The kicker is that our society has done an incredible job of making extremely tasty, high-calorie foods. These foods don't exist in nature and are almost always high processed. It's not secret that if you add salt, fat, and sugar to a product, we are going to want to eat more of it. These ingredients make the food taste better but they also cause us to eat more. By making these foods staples in our diets, you can easily see how we can bypass Mother Nature's built-in "stop eating" mechanism.

This is why I generally recommend natural, unprocessed food to eat. If you buy these types of foods, they are going to be relatively low in calories and also provide a high amount of bulk and nutrients. The bulk (water and fiber) is going to fill you up and cause your hunger mechanism to get switched-off.

How often should you eat? How many meals shoud you have? These are all questions that only you can answer yourself. Just remember, what is most important are the total amount of calories that you eat throughout the course of the day; not how many meals you have.

I have found that I function best by having three large meals a day with three small snacks in between. Breakfast, lunch, and dinner are my large meals and take the longest too eat. Whereas my snacks are usually small portions of nuts, a piece of fruit, or a slice of toast.
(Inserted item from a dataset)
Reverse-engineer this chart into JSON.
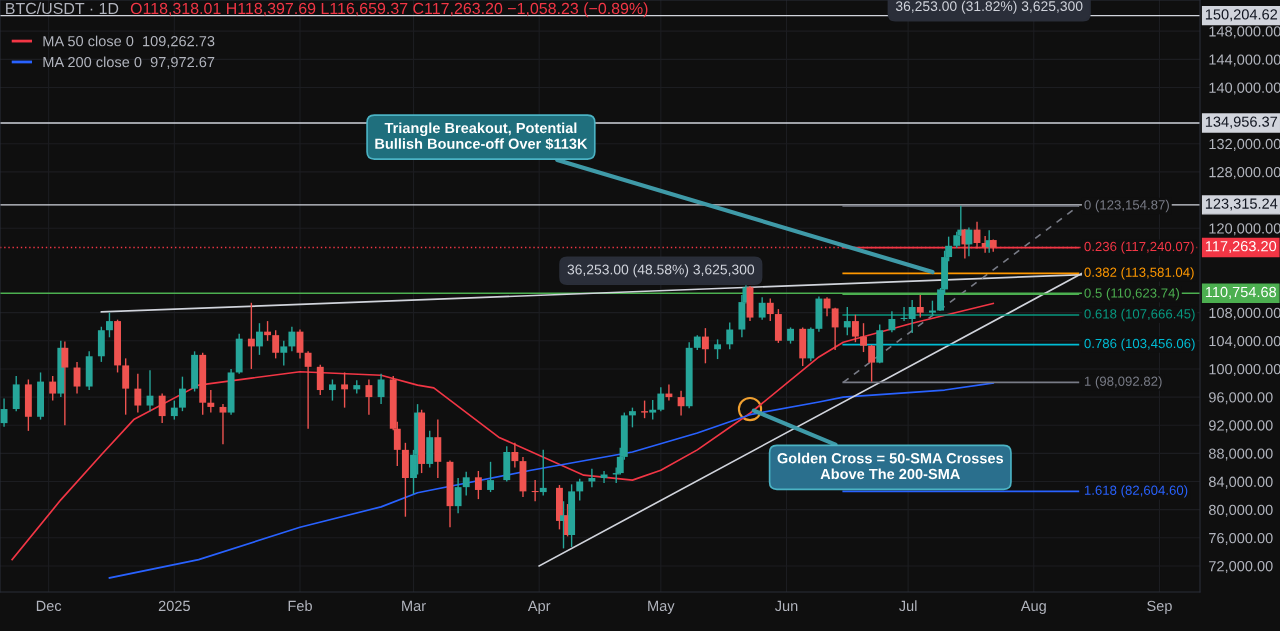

The current trend nowadays is to eat every two hours. While I don't do that, some people do and have success at it. Just don't believe that you NEED to do this. The human body is a very adaptive organism and we certainly do not have to adhere to regimented eating times. Do what is convenient for you and stick with it. I will say that eating at very frequent intervals requires packing food with you everwhere you go and also having an atmosphere that will allow you to do such things. Some people may not have jobs that allow this type of schedule. If that is the case, simply eat when it is convenient for you. You have to make your dietary habits convenient for you, otherwise you'll never be able to stick with them. Remember: make it work for you.

Make a commitment to watch your diet for just two weeks. Track your food and calorie intake for just 14 days. Set a goal every day and stick to it. After two weeks you should see a noticeable improvement in how you look. Instead of telling yourself you want to lose thirty pounds, instead say that you wanto to lose four pounds in two week. Set small, achievable goals like that and as Clarence Bass (http://www.cbass.com/) says, "success breeds success." You'll feel a true sense of accomplishment and mastery over your body if you proceed like this.

Just as you can't gain much fat in one day, you can't lose much either. If you're trying to lose bodyfat, you have to accept that you're in this for the long haul and that this has to be a lifestyle that you follow. Don't be one of the countless victims that diet down in one or two months only to regain all of the weight, and then some, months later. Go slow. Go Steady. Set small, reasonable goals...and then achieve them!

While it may be tempting to go home at night and sit on the couch and eat, think about the reality of the situation: does eating really make you happy or do you feel depressed and guilty afterwards? At your current rate, what will your health and appearance be like in five years from now? Will you suffer from a shorter life-span and poorer quality-of-life because of your eating habits? Will you be around to see your grandchildren?

I'm not sure who said it but I believe in the old adage of, "Nothing tastes as good as looking good feels." If that saying doesn't make sense to you, hopefully it will soon.